How Coconut Oil Compares to Olive Oil
If you’re choosing a cooking oil with inflammation in mind, olive oil has a stronger evidence base. Olives contain polyphenols, plant compounds with direct anti-inflammatory effects, and olive oil consumption has been correlated with reductions in inflammatory compounds linked to cardiovascular disease. Extra virgin olive oil, processed mechanically rather than chemically, retains higher levels of these protective compounds.
Coconut oil doesn’t contain significant polyphenols. Its anti-inflammatory potential comes primarily from lauric acid, which works through different, less well-studied pathways. Harvard Health has noted that coconut oil doesn’t perform as well as nontropical plant oils like olive oil when it comes to reducing cardiac risk factors, though a trial published in BMJ Open found that extra virgin coconut oil didn’t raise LDL cholesterol compared to extra virgin olive oil over a four-week period. Both outperformed butter.
The Saturated Fat Concern
Coconut oil is about 82% saturated fat, which is higher than butter. The American Heart Association recommends consuming less than 13 grams of saturated fat per day on a 2,000-calorie diet (less than 6% of total calories). A single tablespoon of coconut oil contains roughly 12 grams of saturated fat, which nearly hits that daily ceiling in one spoonful.
This matters for people with arthritis because cardiovascular disease risk is already elevated in those with rheumatoid arthritis, and chronic inflammation itself contributes to heart problems.
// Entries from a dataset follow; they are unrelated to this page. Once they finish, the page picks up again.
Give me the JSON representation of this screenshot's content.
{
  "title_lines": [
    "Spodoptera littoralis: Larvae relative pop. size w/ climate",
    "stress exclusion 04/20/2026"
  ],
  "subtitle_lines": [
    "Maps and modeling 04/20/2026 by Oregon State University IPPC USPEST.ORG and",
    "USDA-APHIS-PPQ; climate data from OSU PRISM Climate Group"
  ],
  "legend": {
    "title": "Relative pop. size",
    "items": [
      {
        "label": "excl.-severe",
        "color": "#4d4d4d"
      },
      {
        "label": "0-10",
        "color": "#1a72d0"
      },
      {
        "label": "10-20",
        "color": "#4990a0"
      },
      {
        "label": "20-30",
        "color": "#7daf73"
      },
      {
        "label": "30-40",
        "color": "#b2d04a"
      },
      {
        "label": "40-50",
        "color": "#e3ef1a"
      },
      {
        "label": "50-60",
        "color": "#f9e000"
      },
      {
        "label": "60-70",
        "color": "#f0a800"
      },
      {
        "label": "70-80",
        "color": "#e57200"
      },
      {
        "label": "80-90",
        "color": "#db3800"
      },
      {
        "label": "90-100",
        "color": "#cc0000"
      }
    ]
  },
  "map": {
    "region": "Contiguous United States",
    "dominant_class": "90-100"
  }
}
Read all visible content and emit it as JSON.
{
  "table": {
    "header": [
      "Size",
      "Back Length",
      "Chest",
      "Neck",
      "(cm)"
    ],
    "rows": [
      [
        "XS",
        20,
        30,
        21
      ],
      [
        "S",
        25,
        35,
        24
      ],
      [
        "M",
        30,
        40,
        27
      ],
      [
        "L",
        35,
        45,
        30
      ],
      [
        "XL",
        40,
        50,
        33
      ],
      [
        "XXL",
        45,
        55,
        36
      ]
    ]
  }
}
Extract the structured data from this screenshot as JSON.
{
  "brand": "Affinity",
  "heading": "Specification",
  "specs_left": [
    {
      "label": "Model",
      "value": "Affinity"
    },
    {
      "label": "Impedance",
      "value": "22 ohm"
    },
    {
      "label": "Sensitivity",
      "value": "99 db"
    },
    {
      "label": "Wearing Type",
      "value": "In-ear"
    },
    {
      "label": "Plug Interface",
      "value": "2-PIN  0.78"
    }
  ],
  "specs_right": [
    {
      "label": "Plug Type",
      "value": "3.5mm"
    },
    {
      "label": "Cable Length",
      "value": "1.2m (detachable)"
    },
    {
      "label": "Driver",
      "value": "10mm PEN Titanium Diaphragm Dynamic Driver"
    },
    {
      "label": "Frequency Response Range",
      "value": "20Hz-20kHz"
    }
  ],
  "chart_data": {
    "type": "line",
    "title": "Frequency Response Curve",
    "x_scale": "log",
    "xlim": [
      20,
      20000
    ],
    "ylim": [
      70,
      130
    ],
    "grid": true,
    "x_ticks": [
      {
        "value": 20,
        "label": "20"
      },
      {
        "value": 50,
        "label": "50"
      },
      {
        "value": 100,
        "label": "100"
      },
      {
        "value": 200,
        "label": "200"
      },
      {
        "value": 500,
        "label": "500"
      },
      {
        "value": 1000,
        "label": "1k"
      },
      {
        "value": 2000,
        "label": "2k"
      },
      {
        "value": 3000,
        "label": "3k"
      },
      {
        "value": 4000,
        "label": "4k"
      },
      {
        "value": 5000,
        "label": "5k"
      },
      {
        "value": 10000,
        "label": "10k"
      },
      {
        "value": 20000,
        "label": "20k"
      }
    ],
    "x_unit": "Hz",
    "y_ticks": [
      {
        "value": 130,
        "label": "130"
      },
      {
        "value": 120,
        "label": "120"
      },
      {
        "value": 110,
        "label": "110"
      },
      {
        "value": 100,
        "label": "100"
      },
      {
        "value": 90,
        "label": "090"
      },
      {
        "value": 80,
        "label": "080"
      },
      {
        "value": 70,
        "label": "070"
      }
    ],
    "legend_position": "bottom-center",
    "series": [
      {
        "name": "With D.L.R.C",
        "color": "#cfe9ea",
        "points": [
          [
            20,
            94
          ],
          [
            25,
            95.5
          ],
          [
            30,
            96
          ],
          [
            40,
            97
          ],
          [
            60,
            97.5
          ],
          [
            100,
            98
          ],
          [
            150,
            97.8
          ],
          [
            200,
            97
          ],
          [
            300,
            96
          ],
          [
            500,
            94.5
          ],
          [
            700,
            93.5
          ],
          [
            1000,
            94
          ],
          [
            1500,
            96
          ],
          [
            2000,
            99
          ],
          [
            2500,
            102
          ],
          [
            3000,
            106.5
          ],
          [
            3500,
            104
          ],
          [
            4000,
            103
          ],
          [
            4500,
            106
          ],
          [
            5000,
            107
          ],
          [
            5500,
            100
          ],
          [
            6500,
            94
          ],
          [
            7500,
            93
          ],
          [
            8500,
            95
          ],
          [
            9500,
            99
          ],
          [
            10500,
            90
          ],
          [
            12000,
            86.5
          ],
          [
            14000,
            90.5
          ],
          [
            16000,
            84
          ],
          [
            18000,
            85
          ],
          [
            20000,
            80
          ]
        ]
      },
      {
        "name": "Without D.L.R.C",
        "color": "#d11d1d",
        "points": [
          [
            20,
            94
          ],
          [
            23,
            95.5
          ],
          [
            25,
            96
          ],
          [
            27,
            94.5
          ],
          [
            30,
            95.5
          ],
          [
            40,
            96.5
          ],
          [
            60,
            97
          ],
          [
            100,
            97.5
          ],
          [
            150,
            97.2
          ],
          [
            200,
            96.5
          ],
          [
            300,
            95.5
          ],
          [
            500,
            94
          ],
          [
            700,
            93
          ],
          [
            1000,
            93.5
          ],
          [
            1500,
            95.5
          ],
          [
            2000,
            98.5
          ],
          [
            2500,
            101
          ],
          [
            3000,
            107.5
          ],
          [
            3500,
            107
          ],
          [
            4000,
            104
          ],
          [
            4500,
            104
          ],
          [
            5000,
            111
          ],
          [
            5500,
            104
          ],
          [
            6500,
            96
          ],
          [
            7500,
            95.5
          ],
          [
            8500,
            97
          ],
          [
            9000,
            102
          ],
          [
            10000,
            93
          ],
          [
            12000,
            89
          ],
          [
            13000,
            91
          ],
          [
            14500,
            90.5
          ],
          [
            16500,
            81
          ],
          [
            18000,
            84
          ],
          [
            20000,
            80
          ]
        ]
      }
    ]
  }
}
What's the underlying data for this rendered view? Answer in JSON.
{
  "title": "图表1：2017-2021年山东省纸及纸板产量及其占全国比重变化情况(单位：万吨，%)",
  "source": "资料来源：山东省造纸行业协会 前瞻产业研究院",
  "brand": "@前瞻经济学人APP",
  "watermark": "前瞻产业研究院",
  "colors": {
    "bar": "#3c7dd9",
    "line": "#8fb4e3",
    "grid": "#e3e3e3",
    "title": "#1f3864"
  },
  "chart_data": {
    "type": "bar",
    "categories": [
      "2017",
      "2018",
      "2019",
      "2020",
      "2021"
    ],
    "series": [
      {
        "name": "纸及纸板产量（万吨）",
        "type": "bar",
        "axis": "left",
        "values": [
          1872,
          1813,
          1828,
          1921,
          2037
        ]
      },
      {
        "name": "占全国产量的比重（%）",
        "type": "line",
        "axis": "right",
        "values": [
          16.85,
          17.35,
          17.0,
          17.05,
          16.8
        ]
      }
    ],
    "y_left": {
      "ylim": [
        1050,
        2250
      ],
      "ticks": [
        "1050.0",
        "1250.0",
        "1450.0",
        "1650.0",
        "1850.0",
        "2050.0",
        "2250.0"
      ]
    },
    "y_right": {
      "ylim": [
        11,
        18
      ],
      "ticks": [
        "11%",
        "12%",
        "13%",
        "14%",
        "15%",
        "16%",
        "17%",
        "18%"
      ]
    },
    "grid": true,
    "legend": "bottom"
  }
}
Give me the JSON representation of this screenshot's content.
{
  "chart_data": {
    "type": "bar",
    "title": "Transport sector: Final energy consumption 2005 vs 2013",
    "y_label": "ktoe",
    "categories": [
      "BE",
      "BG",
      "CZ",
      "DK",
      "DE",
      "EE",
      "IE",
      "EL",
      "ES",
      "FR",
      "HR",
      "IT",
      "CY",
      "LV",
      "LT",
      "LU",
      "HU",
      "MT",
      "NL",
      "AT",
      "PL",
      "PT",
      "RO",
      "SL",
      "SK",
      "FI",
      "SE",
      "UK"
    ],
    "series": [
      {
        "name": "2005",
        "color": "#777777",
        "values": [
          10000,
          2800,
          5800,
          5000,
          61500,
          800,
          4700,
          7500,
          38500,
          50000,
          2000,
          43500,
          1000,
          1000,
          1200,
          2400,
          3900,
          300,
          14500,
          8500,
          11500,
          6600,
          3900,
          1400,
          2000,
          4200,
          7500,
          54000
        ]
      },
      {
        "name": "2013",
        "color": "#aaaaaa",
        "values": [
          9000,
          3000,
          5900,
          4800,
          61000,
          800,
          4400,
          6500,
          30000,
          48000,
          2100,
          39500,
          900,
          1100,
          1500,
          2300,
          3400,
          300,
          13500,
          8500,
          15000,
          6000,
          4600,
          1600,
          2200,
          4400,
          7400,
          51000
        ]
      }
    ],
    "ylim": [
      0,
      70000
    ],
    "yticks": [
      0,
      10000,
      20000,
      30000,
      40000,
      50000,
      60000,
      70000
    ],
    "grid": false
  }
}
Adding large amounts of saturated fat to manage joint pain could create a tradeoff that works against your overall health. If you choose to use coconut oil, keeping it to small amounts is important.
Rubbing It on Your Joints
Many people searching this topic want to know about massaging coconut oil directly onto sore joints. Virgin coconut oil does have documented skin-protective properties, and the massage itself can temporarily improve circulation and ease stiffness. However, there’s no evidence that coconut oil’s active compounds penetrate the skin deeply enough to reach joint tissue. Any relief from topical application likely comes from the warmth and pressure of the massage, the moisturizing effect on dry skin, or a placebo response. These aren’t bad things, but they aren’t treating the underlying arthritis.
Putting It in Perspective
Coconut oil contains compounds with real anti-inflammatory properties in controlled settings. But “anti-inflammatory in a petri dish” and “reduces arthritis pain in your body” are very different claims. The current evidence isn’t strong enough to recommend coconut oil as an arthritis treatment, and its high saturated fat content means consuming it liberally carries its own risks.
If you enjoy coconut oil in cooking and use it in moderate amounts, it’s unlikely to worsen your arthritis. If you’re looking for dietary changes with stronger evidence behind them, increasing your intake of fatty fish, extra virgin olive oil, and colorful fruits and vegetables will give you more proven anti-inflammatory benefit per calorie.